I first experienced this “dropping” of identity when years ago (2005), I was invited to travel to Guatemala with Maya elders Mercedes and Gerardo to participate in ceremonies at sacred sites there. I was both honored and excited because the Mayan cosmology held great meaning for me. However, the “gateway” I had to pass through was the fact that women traditionally wear long dresses at every ceremony. As a lesbian feminist, I had not worn a dress in 30 years; consequently I found my attachment to that particular identity being challenged. In my heart, I knew there was no way that I would ever turn down such a precious invitation from the elders. So that meant opening to a different way of being in the world. At the time, I experienced this as a complete falling away of who I had been before and going to Guatemala “naked” at the soul level. I honored the Maya tradition by wearing a beautiful long skirt, and in the process, I stepped into magical interdimensional experiences at the sacred ceremonies, beyond language and definitely beyond identity.

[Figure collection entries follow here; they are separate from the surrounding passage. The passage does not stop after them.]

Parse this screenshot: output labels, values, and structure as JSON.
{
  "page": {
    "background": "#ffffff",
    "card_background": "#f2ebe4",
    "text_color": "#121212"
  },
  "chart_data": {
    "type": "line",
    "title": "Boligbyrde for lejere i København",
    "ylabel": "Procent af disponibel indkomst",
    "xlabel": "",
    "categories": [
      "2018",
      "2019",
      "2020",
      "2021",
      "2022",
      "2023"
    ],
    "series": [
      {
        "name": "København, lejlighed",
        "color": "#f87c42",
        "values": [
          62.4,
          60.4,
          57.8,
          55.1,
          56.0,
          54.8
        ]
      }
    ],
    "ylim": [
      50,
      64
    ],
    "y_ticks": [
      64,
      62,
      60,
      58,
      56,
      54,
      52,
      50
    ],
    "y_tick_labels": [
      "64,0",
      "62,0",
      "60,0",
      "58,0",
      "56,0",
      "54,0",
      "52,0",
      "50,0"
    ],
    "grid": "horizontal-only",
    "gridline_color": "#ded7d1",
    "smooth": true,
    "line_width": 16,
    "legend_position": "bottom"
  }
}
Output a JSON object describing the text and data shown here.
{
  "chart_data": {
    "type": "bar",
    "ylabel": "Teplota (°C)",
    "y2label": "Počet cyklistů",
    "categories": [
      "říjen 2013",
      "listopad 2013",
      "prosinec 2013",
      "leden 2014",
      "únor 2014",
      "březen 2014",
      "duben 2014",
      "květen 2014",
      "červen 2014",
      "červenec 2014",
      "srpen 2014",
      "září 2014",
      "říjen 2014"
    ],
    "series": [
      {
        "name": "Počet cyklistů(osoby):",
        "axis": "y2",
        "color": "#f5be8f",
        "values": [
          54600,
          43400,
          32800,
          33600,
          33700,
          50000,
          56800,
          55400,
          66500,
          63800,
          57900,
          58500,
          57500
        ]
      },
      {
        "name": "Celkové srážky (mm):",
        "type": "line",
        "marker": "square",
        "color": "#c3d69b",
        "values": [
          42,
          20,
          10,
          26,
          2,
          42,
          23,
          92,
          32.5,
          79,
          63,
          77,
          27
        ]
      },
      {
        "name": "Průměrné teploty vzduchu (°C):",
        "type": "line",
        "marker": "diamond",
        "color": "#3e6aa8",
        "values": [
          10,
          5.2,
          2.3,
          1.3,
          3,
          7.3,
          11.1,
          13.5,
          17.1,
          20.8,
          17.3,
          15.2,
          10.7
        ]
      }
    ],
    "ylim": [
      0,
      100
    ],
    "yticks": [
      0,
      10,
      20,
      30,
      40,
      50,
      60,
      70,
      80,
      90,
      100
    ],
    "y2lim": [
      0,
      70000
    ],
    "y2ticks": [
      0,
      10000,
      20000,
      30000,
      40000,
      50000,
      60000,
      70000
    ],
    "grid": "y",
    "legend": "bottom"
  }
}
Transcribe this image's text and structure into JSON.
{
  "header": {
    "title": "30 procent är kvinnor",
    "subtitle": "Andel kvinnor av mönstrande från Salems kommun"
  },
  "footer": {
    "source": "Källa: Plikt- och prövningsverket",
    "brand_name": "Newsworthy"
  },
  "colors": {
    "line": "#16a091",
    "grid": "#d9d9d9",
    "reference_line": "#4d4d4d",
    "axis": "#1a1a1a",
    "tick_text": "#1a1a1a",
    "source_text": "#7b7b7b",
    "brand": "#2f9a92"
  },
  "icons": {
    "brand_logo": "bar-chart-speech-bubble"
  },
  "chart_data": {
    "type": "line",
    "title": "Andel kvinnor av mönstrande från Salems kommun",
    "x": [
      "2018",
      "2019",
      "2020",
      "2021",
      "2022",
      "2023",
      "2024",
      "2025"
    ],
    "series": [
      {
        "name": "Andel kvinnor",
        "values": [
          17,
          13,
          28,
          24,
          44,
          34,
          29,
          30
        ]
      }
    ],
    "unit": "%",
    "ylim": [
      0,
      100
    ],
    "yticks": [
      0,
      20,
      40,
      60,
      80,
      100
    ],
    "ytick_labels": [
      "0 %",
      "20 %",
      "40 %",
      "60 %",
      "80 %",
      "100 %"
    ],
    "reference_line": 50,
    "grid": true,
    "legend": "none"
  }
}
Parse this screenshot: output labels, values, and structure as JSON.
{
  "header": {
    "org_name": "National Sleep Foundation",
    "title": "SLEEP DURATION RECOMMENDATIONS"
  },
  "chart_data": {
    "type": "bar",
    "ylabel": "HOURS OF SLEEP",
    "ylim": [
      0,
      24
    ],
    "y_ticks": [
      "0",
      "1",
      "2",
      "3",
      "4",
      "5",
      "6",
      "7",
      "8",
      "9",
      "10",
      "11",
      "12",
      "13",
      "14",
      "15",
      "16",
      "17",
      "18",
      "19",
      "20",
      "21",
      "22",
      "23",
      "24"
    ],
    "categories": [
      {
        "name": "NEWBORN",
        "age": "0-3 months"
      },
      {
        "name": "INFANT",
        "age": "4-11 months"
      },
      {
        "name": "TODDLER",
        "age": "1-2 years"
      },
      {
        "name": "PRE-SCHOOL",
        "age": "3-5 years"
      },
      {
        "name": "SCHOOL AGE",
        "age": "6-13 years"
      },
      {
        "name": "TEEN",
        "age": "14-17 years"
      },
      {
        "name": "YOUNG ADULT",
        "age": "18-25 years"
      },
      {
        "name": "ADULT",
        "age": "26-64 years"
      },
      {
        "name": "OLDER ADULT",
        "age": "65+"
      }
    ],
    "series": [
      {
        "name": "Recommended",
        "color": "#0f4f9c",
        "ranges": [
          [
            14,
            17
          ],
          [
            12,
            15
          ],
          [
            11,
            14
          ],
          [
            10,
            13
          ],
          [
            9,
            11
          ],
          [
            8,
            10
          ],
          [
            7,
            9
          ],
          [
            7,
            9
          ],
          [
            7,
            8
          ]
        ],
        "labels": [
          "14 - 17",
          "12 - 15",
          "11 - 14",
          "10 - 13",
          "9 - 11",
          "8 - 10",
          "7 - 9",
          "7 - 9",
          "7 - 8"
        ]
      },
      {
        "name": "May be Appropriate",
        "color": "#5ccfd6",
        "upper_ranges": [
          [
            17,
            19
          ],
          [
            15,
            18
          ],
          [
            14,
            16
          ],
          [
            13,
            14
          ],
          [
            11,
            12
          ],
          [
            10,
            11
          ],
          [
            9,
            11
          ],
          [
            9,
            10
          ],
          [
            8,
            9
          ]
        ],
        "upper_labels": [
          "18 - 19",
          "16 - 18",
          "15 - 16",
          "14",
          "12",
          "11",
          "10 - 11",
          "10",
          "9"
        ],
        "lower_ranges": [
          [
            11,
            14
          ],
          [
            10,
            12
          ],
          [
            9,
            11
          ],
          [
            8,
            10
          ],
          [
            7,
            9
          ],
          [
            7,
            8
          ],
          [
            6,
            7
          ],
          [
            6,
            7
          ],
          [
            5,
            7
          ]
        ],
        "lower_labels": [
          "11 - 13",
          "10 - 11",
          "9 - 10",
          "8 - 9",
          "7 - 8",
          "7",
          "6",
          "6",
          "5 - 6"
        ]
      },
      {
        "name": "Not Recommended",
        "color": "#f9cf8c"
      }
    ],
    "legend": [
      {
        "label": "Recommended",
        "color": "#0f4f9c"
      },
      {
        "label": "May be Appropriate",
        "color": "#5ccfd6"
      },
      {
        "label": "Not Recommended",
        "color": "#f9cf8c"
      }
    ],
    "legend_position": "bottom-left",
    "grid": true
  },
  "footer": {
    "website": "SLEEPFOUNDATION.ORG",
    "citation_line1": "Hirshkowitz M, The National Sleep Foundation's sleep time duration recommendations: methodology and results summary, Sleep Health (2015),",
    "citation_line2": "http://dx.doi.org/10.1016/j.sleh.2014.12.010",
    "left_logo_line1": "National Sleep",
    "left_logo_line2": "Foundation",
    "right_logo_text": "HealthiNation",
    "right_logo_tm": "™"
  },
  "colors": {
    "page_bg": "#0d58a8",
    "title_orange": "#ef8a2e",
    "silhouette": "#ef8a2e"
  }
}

As I continued on my soul journey over the years, I found that the more I dropped identification with any identity at all, the more I experienced a beingness without beginning or end …. and the more I knew God, or Spirit, in a way I never had before. Ultimately, I came to understand that the final realization is that all identity is an illusion. Our identities are merely the costumes, or disguises, that we put on for this human ride; when we take them off, all that remains is Spirit.

So this is where I am now. Yet another identity falling away with the hair on my head. Perhaps one of the last identifications and attachments: to my physical form and what I look like. Once again, soul-naked before the universe. One definition of the word bald is “undisguised” or “unveiled.” The process of life often removes our protective veils and disguises if we don’t do it ourselves. Either way, it is liberation for the soul. I can feel that. To live my life as pure spirit, unfiltered and free. It is our collective human destiny to shed identity and shine the light of soul presence in this world.